In particular, this study makes it possible to assess at least some of the benefits of sampling from lists of registered voters, the method favored by many campaign pollsters. Public pollsters, such as Pew Research Center and the major news organizations that conduct election polls, typically have used random digit dial (RDD) samples to reach a random sampling of all Americans, then narrowing down to prospective voters by asking people a series of questions that gauge interest in the election, past voting behavior and intention to vote.1 Campaign pollsters tend to use samples from databases of registered voters and incorporate past vote history from those databases into their forecasting models, ensuring that they know whether the respondent has voted in the past.2 The sample employed in this study was originally obtained from an RDD survey and later matched to a voter file so that both the survey questions and the past vote history could be used in the analysis.
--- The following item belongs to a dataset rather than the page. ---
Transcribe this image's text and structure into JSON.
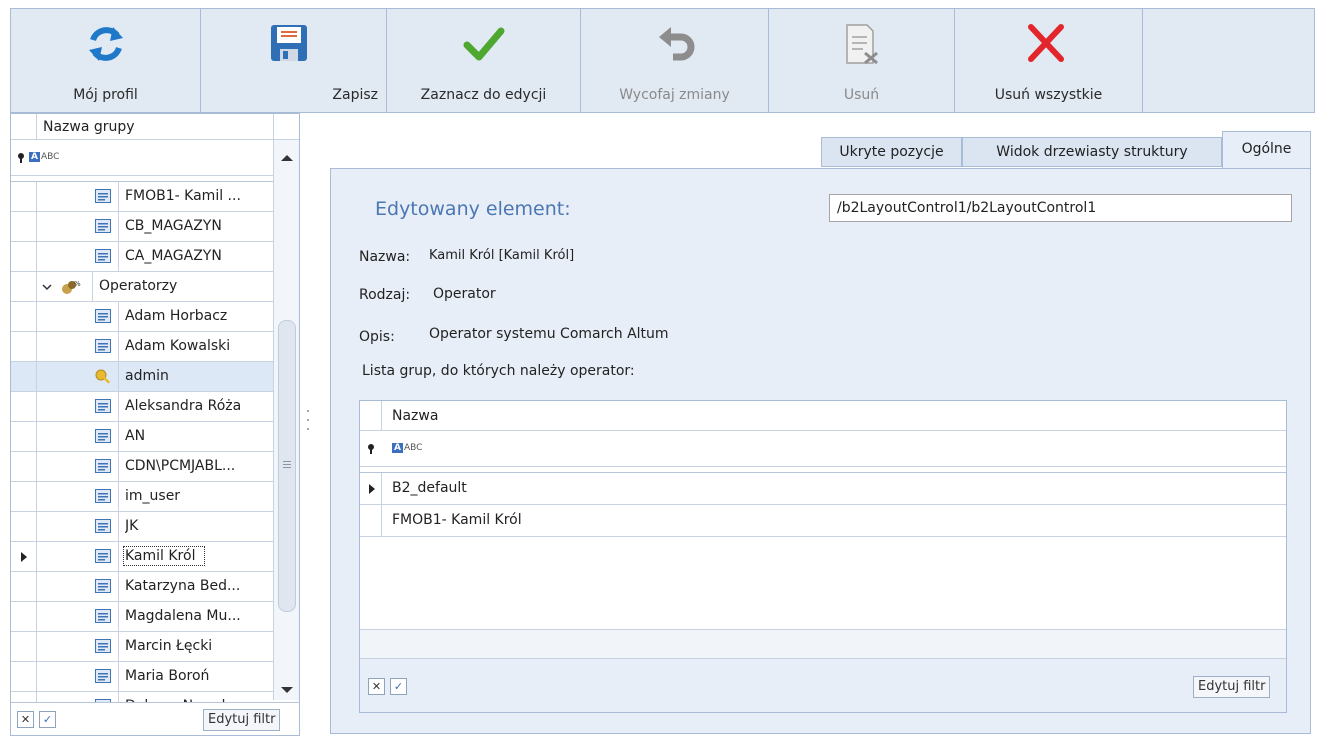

All of the methods examined here result in more-accurate forecasts than using either all those respondents who say they are registered to vote, or else all those who say they intend to vote, both of which include far too many people who ultimately will not cast a ballot. But some approaches performed better than others. Nearly all of the methods produced more-accurate forecasts when voter file records of previous voting were incorporated into the models.

How the study was conducted

The analysis is based on pre- and post-election interviews with 2,424 U.S. adults from Pew Research Center’s nationally representative American Trends Panel who reported that they are registered to vote and were able to be matched to a national voter file. Panelists were interviewed from Sept. 9 to Oct. 3, 2014, about the upcoming congressional election. The survey included a range of standard questions about intention to vote, interest in the campaign, past voting experience and party preference in the election that Pew Research Center and others use to model the likely electorate. Panelists were re-interviewed from Nov. 17 to Dec. 15, 2014, and asked whether and for whom they voted in the election for the U.S. House of Representatives.

The names and addresses of most panelists were gathered as part of the core American Trends Panel methodology and used to match respondents from the survey sample to their corresponding record in a national voter file. To preserve the privacy of the panelists, the names and addresses of the panelists are securely stored and kept separate from the survey data and voter file information.

The voter file, gathered from publicly available individual voter lists from each state, contains information on nearly every voter’s turnout history along with a variety of demographic information (the voter file does not indicate the candidates for whom a person voted, only whether he or she turned out in that election). Matching this voter file to our survey data allows us to incorporate past turnout history and to validate whether panel respondents were recorded as having cast a ballot in the 2014 contest.

  1. An exception to this is polling in primaries. Some public polling organizations use voter files as sampling frames in primaries because they are far more efficient for reaching likely primary voters, who typically constitute a very small share of all voters.
  2. The exact methods employed by most public and campaign pollsters are proprietary and so could not be reproduced precisely here. Many campaign pollsters who sample from voter files also construct their samples to match what they expect to be the demographics and political characteristics of the likely electorate, rather than interviewing a broader group of voters and narrowing the sample to match the likely electorate.